The consummate campaigner, who had previously been kept away from daily campaign operations, earned the “Comeback Kid” tag when he resurrected his own struggling White House run in 1992. Now he is trying to pull off the same trick for his wife.
He went on the offensive on her behalf this weekend with his strongest attack yet on Mr Obama’s qualifications for office, and said that voters would be taking a “risk” if they chose him.
He is understood to be particularly frustrated that her chief strategist and polling guru, Mark Penn, chose to portray the former First Lady as the “inevitable” and “invincible” nominee – a strategy that Mr Clinton believes has failed to sell her merits as a candidate.
Indeed, in the frank new television interview, he said it would now be a “miracle” if she won the key first caucus state of Iowa as he attempts to re-position her in voters’ minds as a challenger, rather than running like an incumbent.
Mrs Clinton was forced to deny her White House run was in disarray on Friday when asked about the reports of campaign turmoil.
During the early months of the campaign, her aides had sought to keep her husband at arm’s length, aware of his popularity but fearful that he would overshadow her.
“Campaigning is in Bill’s blood but while the polls were looking good, he was able to hold himself in check,” a Democratic strategist who is in close contact with the Clinton camp told The Sunday Telegraph.
“But that’s all changed as the campaign has veered badly off course. He’s talking with her constantly and throwing out ideas about how to save this thing. He’s still convinced she can win, but it’s going to be tough.”
The latest opinion polls show Mr Obama extending his lead in the key first caucus state of Iowa and catching Mrs Clinton in New Hampshire, where she has previously enjoyed a comfortable advantage in the next state to vote.
Although Mr Obama continues to trail in national polls, the momentum from the early states often proves crucial in the nomination process – as it did for Mr Clinton in 1992.

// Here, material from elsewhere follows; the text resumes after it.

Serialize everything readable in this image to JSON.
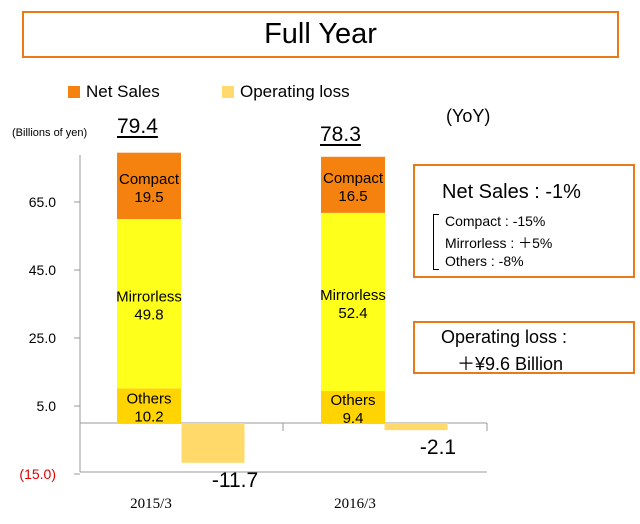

In the latest embarrassing setback for Mrs Clinton, she apologised personally to Mr Obama after a senior campaign official argued that his long-standing admission of teenage drug use could be used against him in a head-to-head with the Republicans.
The Clintons are understood to have discussed an overhaul of her top campaign personnel last week but they decided that would give off the feeling of panic.
But the former president is behind the new mantra that Mrs Clinton is an “agent for change” as the campaign switches its emphasis away from previous efforts to portray an aura of invincibility and entitlement.
His latest public intervention also drove home the danger that his greater involvement in his wife’s campaign might draw attention to him rather than her.